The conversationalist robot Kirobo has just been launched into the abyss, and is scheduled to arrive at the International Space Station by August 9

Kirobo: Toyota's Robot Astronaut Heading for International Space Station

A Japanese company is planning to send some robotic personality to the International Space Station, in the hopes of providing at least one astronaut with some much-needed entertainment. Here’s the Guardian reporting on Kirobo, the “world’s first humanoid talking space robot”:

Its name comes from the Japanese words for hope and robot, and its task is momentous for a kilo of superbly engineered plastic and a bundle of plug leads: nothing less than to supply emotional warmth and companionship.

The robot has just been launched into the abyss and is scheduled to arrive at the ISS this Friday. It has been programmed to visually recognize the face of Koichi Wakata, an astronaut who will join the ISS crew in November.

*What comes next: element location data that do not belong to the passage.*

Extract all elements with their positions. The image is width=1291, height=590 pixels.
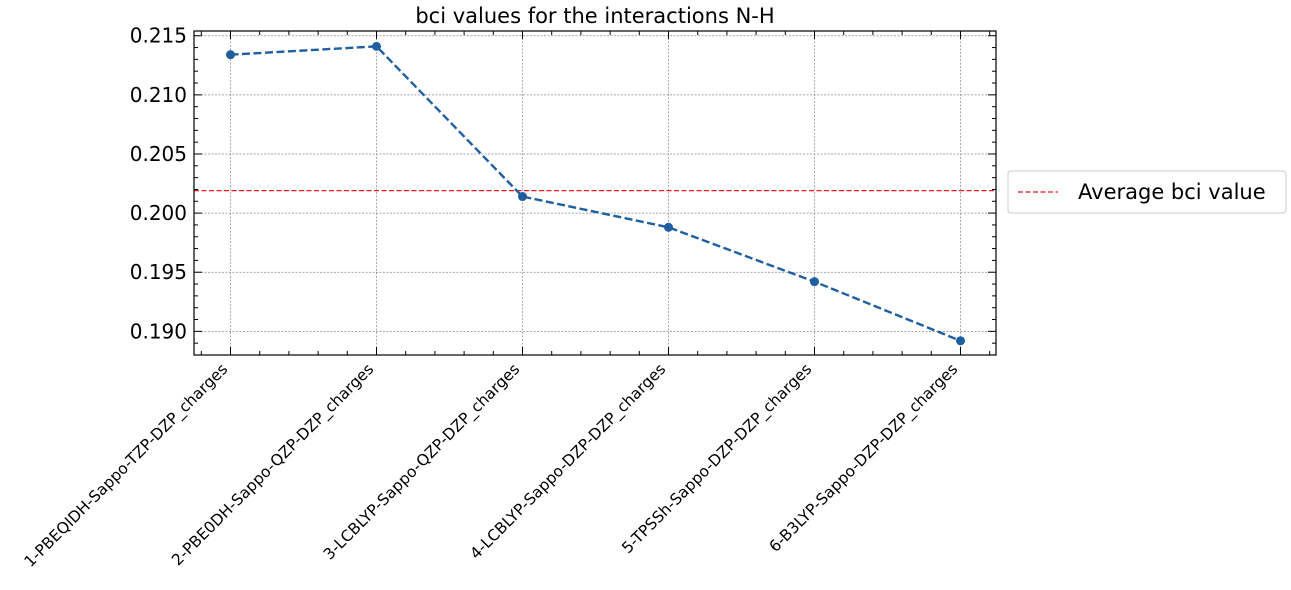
data-point <box>226 50 235 60</box>
plot-frame <box>193 30 997 356</box>
y-tick-label: 0.190 <box>130 319 187 343</box>
y-tick-label: 0.200 <box>130 201 187 225</box>
y-axis: 0.190 0.195 0.200 0.205 0.210 0.215 <box>130 24 996 356</box>
data-point <box>372 41 381 51</box>
x-axis: 1-PBEQIDH-Sappo-TZP-DZP_charges2-PBE0DH-… <box>21 31 991 571</box>
y-tick-label: 0.195 <box>130 260 187 284</box>
y-tick-label: 0.205 <box>130 142 187 166</box>
data-point <box>810 277 819 287</box>
data-series <box>226 41 965 346</box>
axes-frame <box>193 30 997 356</box>
series-line <box>230 45 961 342</box>
y-tick-label: 0.210 <box>130 83 187 107</box>
legend-box <box>1007 170 1287 214</box>
chart-title: bci values for the interactions N-H <box>415 4 774 28</box>
grid <box>194 31 996 355</box>
legend-label: Average bci value <box>1078 180 1266 204</box>
data-point <box>956 336 965 346</box>
y-tick-label: 0.215 <box>130 24 187 48</box>
legend: Average bci value <box>1007 170 1287 214</box>
data-point <box>518 192 527 202</box>
data-point <box>664 222 673 232</box>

Although Kirobo stands just 34cm tall, weighs slightly less than a kilo, and is modelled on a beloved Japanese cartoon figure, Astro Boy, it would be quite wrong, indeed grossly offensive, to describe it as a toy. It will also relay messages and commands from the control centre to Wakata, and keep records of all their conversations.

Though having your private conversations with a robot recorded seems a bit invasive, Kirobo’s creator, Tomotaka Takahashi, says the robot will provide “a kind of ‘listening’ conversation.” Rather than just answer specific questions with specific answers, Kirobo strives to actively participate in conversations.

Plus, what could go wrong? Kirobo, the Guardian says, “has an Earth-bound twin called Mirata which can monitor any problems in space” and, at a press conference, he told reporters that he “hoped to create a future where humans and robots live together and get along.”  Which should be reassuring, but…even the homicidal HAL 9000 had a double on earth. And he once told a reporter: “I enjoy working with people.” As the Guardian puts it: “Generally robots in space have had a bad press.” Maybe Kirobo can turn that their reputation around.